Global Marketing News – 30th June 2016
Ecommerce companies are bracing themselves for a period of uncertainty following the UK’s decision to leave the European Union.
The pound has plummeted in value following the referendum, meaning that in the short-term British customers buying from foreign sites will suddenly find that prices are much more expensive, whereas non-UK customers buying from British sites in their own currency will find prices to be cheaper.
In the medium to long-term, there will also be ramifications.
Many English-speaking non-EU countries, such as the US, currently ship their items to the UK in order to reach the whole of Europe, due to the lack of a language barrier and the fact that, as a member of the EU, the UK is part of the EU’s free trade agreement.
But now that the UK has voted to leave the EU, it is not hard to imagine that these companies may withdraw from the UK, as the country will no longer be a gateway to the EU.
Justin Opie, from the UK etail trade associate IMRG said that it was “difficult to quantify” exactly what the consequences of Brexit would be, but that ecommerce companies should expect a period of uncertainty.
The Thai government is about to launch a nationwide online payments system which it hopes will help grow its ecommerce market.
The Thai ecommerce market is already seeing healthy levels of growth, having seen growth of almost 4% last year to reach a value of 58 billion US dollars.
The government hopes that the launch of the e-payments system will push this growth into double digit figures.
The online payments system may also help to further grow Thailand’s popular social commerce scene. Thai social media users are ranked highest in the world for their likelihood to find sellers and products online.

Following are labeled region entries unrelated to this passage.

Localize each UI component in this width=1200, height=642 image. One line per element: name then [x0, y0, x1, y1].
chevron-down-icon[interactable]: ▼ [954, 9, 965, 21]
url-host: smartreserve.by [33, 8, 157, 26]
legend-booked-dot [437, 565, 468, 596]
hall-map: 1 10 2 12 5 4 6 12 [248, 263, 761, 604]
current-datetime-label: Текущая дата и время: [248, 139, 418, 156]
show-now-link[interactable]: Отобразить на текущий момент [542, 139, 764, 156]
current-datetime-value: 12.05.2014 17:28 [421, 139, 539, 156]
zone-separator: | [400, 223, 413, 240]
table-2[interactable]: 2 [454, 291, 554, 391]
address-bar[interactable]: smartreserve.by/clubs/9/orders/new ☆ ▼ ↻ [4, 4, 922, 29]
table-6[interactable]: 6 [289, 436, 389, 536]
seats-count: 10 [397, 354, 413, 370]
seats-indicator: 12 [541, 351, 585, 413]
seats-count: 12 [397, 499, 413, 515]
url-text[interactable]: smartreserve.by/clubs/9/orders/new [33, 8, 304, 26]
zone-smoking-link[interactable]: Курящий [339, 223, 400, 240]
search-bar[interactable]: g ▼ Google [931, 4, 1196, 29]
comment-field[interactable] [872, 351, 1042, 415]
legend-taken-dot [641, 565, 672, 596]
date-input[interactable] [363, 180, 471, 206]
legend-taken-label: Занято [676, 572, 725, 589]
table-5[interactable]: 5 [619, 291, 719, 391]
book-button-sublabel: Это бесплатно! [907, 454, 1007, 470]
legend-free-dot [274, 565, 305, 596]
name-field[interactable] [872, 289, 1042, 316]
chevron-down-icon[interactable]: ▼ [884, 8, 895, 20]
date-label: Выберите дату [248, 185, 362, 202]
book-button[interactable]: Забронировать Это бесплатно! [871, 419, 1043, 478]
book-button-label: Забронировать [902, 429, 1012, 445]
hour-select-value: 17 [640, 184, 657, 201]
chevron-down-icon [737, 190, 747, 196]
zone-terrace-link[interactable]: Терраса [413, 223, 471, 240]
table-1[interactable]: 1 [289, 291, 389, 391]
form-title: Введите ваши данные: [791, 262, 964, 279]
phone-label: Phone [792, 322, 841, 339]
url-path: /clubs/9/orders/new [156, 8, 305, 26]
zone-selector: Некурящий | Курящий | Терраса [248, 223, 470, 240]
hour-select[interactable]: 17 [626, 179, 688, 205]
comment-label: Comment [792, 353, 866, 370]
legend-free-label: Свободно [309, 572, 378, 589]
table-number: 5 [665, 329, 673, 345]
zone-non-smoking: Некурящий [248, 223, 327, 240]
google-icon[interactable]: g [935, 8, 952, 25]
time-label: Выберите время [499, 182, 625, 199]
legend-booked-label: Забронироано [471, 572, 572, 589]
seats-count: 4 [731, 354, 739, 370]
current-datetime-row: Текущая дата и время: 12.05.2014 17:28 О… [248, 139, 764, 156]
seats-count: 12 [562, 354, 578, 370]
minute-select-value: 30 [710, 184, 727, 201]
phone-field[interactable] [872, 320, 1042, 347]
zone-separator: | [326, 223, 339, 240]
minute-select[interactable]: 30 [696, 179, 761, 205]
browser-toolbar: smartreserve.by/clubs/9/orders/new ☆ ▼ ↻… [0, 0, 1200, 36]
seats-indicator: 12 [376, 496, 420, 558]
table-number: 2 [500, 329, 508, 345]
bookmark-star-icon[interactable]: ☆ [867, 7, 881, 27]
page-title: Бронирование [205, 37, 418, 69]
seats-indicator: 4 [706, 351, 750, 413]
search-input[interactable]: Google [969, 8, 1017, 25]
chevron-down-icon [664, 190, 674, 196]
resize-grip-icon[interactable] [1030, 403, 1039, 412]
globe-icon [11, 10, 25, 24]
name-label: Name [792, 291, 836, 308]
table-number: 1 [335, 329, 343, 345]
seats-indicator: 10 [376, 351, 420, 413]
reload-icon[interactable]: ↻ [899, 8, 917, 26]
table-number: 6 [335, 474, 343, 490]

The Thai technology consulting firm Joyfulness Co. predicts that Thailand will become a hub for ecommerce and e-payments in South East Asia by 2017.
Around 11 million people engage in ecommerce in Thailand, with this number set to rise to over 20 million in the next 5 years.
Research by Mobile Time and Opinion Box has revealed that WhatsApp is the most important app in Brazil.
A staggering 48% of respondents said that WhatsApp was their most “essential” app, with Facebook coming in at a distant second place at just 9.6%.
No other apps were viewed as the “most essential” by more than 2% of respondents.
The research also looked at the relative popularity of mobile operating systems.
It found that Android was a clear favourite amongst Brazilians, being used by 83% of respondents. iOS was used by 9% and Windows Phone was used by 6%.
However, Windows is expected to overtake iOS this year to become the second most popular operating system in Brazil.
Amazon has launched a groceries delivery service in India.
Indian consumers will be able to order fresh fruit and vegetables via the Amazon Android app by clicking on the Amazon Now option.
Amazon says that it aims to deliver these fresh groceries within 2 hours of the customer ordering them.
The move puts Amazon in direct competition with Big Basket, which currently dominates the Indian groceries delivery market.
Big Basket processes 35,000 orders every day in India.
Amazon recently overtook both its biggest Indian rivals Flipkart and Snapdeal in terms of web traffic.
And finally, the European Commission is planning to issue two new complaints against Google in its long-running anti-trust battle against the company.
The complaints relate to Google advertising services and its online shopping services.
The European Commission alleges that Google is abusing its dominance in the market to unfairly promote its own services.
Google has been embroiled in legal disputes with the European Commission for many years. It is also under investigation over its Android operating system and its tax payments.